Гимназистки всё по сторонам смотрели, крыс, наверное, легендарных высматривали, а я в рельсы вглядывался. Интересно, думал, какой из них контактный, а какой простой, чтоб контактный не задеть ненароком. Отключить-то его отключили, но всё может быть, сейчас начальник метрополитена в рубильную ворвётся, заорёт на дежурного, что, мол, час пик, а вы электричество отключили, уволю всех, включить немедленно, и включат же от страха, и только потом про нас расскажут.
Знаю я, как это бывает. И аварию уже устранили, и побежит ток по проводам, и мало нам здесь не покажется. Хотя аварию только к утру устранят, можете мне поверить, часто с этим сталкиваюсь. Но мало ли что, и на ребятёнка я постоянно оглядывался, чтоб он не трогал ничего. Нас-то шибанёт, не жалко, а ему страной рулить. Гимназистки-то тоже молодые, но дисциплинированные, прямо по моим шагам шли.
И вот мы идём-идём, стены давят, звуки какие-то странные, эхо, никто даже не фотографирует ничего, селфи эти свои не делает, поникшие все, притихшие, а «Тульской» всё нет и нет, и даже света впереди нет. И сорок метров земли над нами, и кладбище старое, старообрядческое, тоже над нами. Нервирует, конечно, немного.

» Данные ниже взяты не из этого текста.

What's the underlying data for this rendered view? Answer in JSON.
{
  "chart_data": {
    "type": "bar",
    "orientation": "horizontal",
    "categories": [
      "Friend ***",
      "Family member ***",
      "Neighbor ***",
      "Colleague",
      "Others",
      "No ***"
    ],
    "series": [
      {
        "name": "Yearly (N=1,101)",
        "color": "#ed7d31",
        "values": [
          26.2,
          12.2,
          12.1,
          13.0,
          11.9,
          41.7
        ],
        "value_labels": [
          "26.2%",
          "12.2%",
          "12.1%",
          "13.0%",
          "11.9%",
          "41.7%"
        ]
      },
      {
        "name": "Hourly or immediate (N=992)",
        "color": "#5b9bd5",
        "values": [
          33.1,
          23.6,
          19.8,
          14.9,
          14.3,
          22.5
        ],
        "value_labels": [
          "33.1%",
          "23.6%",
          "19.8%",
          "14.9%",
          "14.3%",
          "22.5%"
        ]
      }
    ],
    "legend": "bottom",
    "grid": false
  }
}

Я гимназисткам историю весёлую про это кладбище рассказал, вычитал где-то. Развеселить хотел. Они, правда, даже не улыбнулись, гнетущее такое настроение, и ребятёночек сзади подвывать начал. И мамаша его шипела, то ли на него, то ли на меня за историю эту.
Тут ещё мужик с «Нагатинской» ныть начал, что он домой хочет и пусть ему деньги за проезд вернут, что он не собирается головотяпство метровское оплачивать, что он проездной не для того покупал, чтоб под землёй да ещё под кладбищем полжизни провести, и даже чай горячий никто не предложит, а тут вдруг раз — «Тульская»! Она ж тоже не освещена, тоже дежурные лампочки только, поэтому её и не видно было.

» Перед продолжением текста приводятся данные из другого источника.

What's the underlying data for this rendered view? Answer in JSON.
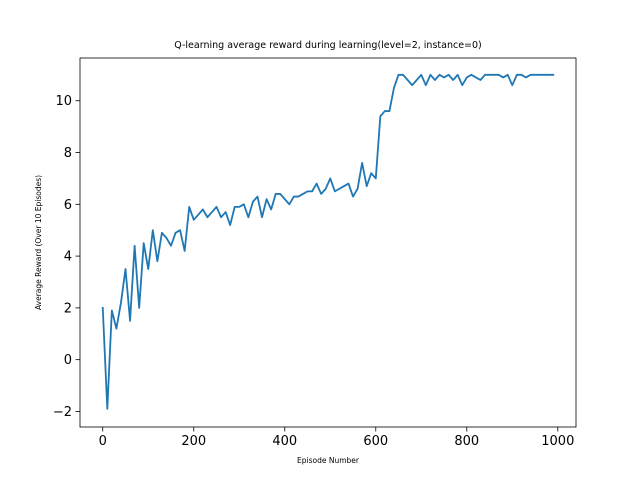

По лесенке на платформу поднялись, там уже и полицейские, все вежливые, успокаивали нас, хотя никто особо уже не нервничал. Мрачные все были, это да, зря я им про кладбище рассказал, как гробы истлевшие на рельсы падают и черепа на шпалах валяются. Эскалатор не работал, но на «Тульской» он маленький, двадцать ступенек.
Я перед ним хотел гимназисток вперёд пропустить и маму с ребёнком, но полицейский мне сказал, что не надо давку создавать и подвиги имитировать. Наверх, говорит, там уже автобусы бесплатные, и вперёд, по своим делам.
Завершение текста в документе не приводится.